The Bloc is a ten-week program that runs four times throughout the school year. Programming is focused on developing critical social-emotional skills and supporting academic achievement through mentoring, character building, and academic coaching – all couched in learning the sport of boxing.  Programming is designed to support students with setting ambitious academic and personal goals and creating and following plans to achieve them. This is aimed at helping students develop positive habits that will enable achievement of critical milestones such as completing high school and attending college. The Bloc places importance on creating an experience with few barriers to entry and that provides students with a strong sense of belonging. Programming takes place five days a week, and students are expected to attend sessions at least twice a week to reap the full benefits of involvement.

Why We Invested

The intended impact of The Bloc’s work is to ensure young people, particularly those who may be counted out of other opportunities due to aggression, have a place where they can belong, develop positive habits, improve academically, and grow personally.

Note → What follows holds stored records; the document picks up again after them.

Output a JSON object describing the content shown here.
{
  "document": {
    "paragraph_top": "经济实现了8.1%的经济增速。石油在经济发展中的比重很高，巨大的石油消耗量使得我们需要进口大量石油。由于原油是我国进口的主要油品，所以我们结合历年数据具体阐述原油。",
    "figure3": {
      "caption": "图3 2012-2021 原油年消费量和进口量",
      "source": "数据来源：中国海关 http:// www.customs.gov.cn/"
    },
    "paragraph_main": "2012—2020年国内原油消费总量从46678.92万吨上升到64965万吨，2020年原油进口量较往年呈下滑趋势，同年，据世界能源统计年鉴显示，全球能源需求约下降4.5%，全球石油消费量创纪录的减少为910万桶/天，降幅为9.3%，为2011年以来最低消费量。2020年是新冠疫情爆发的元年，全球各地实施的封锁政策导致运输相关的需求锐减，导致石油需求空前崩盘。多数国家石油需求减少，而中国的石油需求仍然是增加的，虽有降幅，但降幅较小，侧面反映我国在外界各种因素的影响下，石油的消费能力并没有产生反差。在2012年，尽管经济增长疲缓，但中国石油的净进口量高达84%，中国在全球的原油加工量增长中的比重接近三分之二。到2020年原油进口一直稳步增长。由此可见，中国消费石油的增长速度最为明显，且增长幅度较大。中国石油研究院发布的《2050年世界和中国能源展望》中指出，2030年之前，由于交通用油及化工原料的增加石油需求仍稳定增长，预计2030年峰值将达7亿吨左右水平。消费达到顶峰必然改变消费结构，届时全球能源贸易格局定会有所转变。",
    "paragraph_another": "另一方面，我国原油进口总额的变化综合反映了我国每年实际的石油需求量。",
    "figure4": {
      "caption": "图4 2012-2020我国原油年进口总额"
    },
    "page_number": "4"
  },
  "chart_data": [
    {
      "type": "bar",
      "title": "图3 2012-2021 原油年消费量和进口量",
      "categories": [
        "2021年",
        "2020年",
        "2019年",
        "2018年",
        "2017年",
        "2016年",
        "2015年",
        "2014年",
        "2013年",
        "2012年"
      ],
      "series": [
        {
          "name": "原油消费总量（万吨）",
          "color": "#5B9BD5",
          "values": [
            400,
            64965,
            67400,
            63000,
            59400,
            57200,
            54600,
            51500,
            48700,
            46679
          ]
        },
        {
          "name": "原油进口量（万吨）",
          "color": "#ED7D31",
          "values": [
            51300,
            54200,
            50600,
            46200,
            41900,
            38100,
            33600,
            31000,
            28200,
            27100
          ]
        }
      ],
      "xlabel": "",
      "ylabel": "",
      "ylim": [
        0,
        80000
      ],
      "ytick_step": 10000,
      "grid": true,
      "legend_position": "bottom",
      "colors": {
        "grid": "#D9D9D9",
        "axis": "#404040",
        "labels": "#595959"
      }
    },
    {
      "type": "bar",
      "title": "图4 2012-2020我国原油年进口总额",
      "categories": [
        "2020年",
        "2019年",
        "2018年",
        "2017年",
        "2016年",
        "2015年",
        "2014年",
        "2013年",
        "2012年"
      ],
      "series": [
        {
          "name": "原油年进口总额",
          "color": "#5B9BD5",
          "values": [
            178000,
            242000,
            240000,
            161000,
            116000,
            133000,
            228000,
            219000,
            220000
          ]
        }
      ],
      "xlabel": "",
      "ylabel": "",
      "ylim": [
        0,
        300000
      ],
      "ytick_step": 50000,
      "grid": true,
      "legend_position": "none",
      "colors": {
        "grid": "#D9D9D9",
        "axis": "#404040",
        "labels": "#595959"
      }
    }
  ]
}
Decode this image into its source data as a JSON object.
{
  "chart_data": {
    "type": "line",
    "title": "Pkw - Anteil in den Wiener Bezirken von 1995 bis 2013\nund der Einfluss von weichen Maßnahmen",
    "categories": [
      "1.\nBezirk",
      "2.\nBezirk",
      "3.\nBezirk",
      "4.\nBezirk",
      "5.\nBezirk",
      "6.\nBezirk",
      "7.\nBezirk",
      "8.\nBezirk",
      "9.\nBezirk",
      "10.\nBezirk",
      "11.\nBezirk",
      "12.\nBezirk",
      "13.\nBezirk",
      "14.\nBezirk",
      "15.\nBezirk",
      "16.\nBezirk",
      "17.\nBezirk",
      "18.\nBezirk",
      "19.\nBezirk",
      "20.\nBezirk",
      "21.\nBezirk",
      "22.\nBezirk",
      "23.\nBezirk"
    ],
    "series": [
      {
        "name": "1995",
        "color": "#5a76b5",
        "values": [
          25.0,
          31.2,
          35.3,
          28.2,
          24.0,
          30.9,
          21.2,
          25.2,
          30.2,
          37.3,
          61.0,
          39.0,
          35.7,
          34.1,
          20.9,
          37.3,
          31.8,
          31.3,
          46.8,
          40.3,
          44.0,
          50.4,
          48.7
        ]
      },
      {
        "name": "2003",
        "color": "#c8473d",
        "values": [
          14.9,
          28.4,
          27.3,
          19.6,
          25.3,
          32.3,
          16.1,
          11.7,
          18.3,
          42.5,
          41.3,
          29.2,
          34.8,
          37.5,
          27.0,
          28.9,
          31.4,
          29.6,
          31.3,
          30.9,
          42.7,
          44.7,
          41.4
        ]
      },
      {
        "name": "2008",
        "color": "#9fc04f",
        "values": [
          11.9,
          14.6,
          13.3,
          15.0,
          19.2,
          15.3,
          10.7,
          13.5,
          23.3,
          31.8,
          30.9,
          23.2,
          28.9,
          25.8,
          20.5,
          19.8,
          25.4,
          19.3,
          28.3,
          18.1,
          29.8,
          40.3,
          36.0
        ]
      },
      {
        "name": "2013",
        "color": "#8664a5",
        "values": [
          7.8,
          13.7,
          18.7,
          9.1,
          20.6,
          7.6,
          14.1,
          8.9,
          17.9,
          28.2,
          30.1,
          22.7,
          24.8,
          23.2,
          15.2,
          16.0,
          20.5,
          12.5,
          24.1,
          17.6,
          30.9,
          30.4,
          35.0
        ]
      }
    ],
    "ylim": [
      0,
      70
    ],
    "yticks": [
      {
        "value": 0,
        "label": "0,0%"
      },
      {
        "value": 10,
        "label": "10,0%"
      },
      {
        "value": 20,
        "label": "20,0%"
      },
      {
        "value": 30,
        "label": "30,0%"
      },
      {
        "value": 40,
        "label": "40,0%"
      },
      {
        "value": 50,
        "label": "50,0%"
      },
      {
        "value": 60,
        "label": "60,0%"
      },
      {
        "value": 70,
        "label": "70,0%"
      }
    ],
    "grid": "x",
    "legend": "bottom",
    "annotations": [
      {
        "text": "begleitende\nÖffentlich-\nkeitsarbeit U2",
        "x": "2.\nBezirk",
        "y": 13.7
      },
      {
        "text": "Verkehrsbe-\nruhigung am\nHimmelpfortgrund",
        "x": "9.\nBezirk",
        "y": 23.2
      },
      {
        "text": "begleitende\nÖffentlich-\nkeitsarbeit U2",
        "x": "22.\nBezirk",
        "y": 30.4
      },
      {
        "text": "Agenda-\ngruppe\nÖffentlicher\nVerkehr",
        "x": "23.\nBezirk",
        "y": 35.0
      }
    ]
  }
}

The Bloc has tracked high school graduation, GPA improvement, and ACT growth, and the program has seen promising results. Since 2016, each participant of The Bloc has graduated from high school. In 2019, students entered with an average GPA of 1.8 and left with a 3.02. Finally, youth in the program grew 40 percent more than their classmates on the ACT.

Looking Ahead

Executive Director Jamyle Cannon is taking a disciplined approach to growth, prioritizing program development and remaining committed to a hyper-local focus on West Side neighborhoods. He intends to support growth by adding capacity through strategic hiring and improved volunteer training. The Bloc has the potential to serve up to 2,000 North Lawndale students, and this will increase by dozens of schools and thousands of students as the organization looks to move into other West Side neighborhoods.